Kopi Sufi
Kopi Sufi

Kopi : Dari Minuman Para Sufi Hingga Menjadi Tradisi

Kopi telah menjadi minuman yang popular saat ini di berbagai kalangan dari desa hingga di tengah kota. Terlihat banyak sekali kedai kopi yang telah menjamur di berbagai daerah menjadi lahan bisnis menggiurkan. Setiap daerahpun berlomba-lomba untuk menghasilkan kopi dengan kualitas terbaik yang mereka miliki.

Namun, tahukah kamu bahwa kopi ternyata memiliki cerita dalam sejarah Islam di dunia. Seperti yang kita ketahui, budaya Islam itu sangat erat hubungannya dengan budaya Arab. Dan di Arab kopi dianggap sebagai pengganti wine karena memang dalam agama Islam ada pelarangan untuk minum minuman beralkohol.

Cerita berawal dari seorang pria berkebangsaan Arab bernama Khalid. Dia merupakan seorang pengembala yang menggembalakan dombanya di Kaffa tepatnya di Negara Etiopia Utara. Dia melihat gelagat yang berbeda dari gerombolan domba-dombanya. Ia pun mengetahui bahwa dombanya telah memakan beberapa buah beri dan menjadikan domba tersebut menjadi lincah dan memiliki energi yang besar.

Lalu Khalid mencobanya dengan merebus buah beri tersebut. Saat itulah pertama kalinya kopi ditemukan. Pada abad ke-15 buah beri ini pertama kali diekspor dari Etiopia ke Yaman dalam bentuk biji kering. Biji ini menjadi minuman para sufi untuk tetap terjaga di malam hari dan dihidangkan pada acara-acara istimewa.

Asal usul kata kopi adalah “Qahwa”, yang merujuk pada sebuah minuman yang diproduksi dari ekstraksi biji-bijian yang di haluskan, yang diminum seperti anggur merah atau sebuah cairan yang apabila dikonsumsi akan menimbulkan perasaan senang dan menimbulkan efek tertentu.

Karena qahwa mampu membuat orang kuat melek, maka qahwa dipakai sebagai teman untuk berzikir dan beribadah hingga Subuh oleh orang Sufi. Kata qahwa pula yang kemudian diserap menjadi coffeecafe, maupun kopi.

Baca Juga:  Kisah Makkah yang Dilanda Banjir

Coffe yang berasal dari kata Coffea yang merujuk pada daerah asal tumbuhan itu berada yakni Caffa di Etiopia Utara. Sudah menjadi sesuatu yang lazim di kalangan para sufi, merebus biji kopi lalu meminum hasil rebusan itu, agar tetap terjaga pada dzikir-dzikir malam mereka.
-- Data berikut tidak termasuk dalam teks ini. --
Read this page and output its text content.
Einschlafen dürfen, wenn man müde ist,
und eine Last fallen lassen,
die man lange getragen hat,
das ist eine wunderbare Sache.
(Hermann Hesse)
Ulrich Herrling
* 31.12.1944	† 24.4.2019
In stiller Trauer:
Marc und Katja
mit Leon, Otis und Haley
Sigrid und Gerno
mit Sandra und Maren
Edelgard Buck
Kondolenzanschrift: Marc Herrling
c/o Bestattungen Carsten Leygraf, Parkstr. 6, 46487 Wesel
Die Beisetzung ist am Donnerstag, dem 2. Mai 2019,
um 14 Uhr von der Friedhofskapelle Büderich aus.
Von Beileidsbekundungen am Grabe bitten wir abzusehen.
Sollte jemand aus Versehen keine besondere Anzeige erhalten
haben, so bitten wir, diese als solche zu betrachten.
Al Habib Abdurrohman Shofi Assegaf mengatakan; “…bahwa kopi yang disiapkan oleh para Sufi ini esensinya untuk menarik Hati kepada Allah maka pahamilah isyarah dan bedakan antara setiap argumentasi” . Imam Ahmad Assubki juga berkata “Kopi manfaatnya yaitu kira-kira untuk membuat semangat ibadah dan pekerjaan penting juga menghancurkan makanan, agar tidak masuk angin dan menghilangkan dahak yang banyak.”

Kopi yang awalnya diminum oleh para sufi, kemudian menemukan popularitasnya. Ketika kopi jadi minuman sehari-hari, bermunculan pula banyaknya rumah kopi yang ramai di datangi pengunjung.

Di Indonesia sendiri, kopi juga menjadi tanaman yang sakral di beberapa tempat. Seperti para petani kopi Gayo yang menuangkan beberapa tekhnik dalam setiap tumbuhan kopinya dan bahkan cara pengolahannya.

Ratusan tahun semenjak kopi pertama kali ditanam di Nusantara, kopi masih menjadi favorit penduduk Indonesia. Bahkan di setiap tempat, kopi hampir selalu ada pada setiap acara, terutama acara-acara yang banyak orang bergerombol ataupun begadang bersama. Seperti kegiatan ronda atau kerja bakti, hingga yang sifatnya religius seperti i’tikaf.

Kopi merupakan minuman para sufi yang digunakan untuk taqarrub dan mendekatkan diri kepada Allah yang ternyata memiliki banyak faidah baik secara rohani ataupun medis. Saat ini pun kopi telah merambah fungsi menjadi tradisi di setiap daerah. Menjadi minuman peneguk kehangatan silaturahmi. Pun tidak ketinggalan kopi menjadi barang komersial yang bernilai tinggi.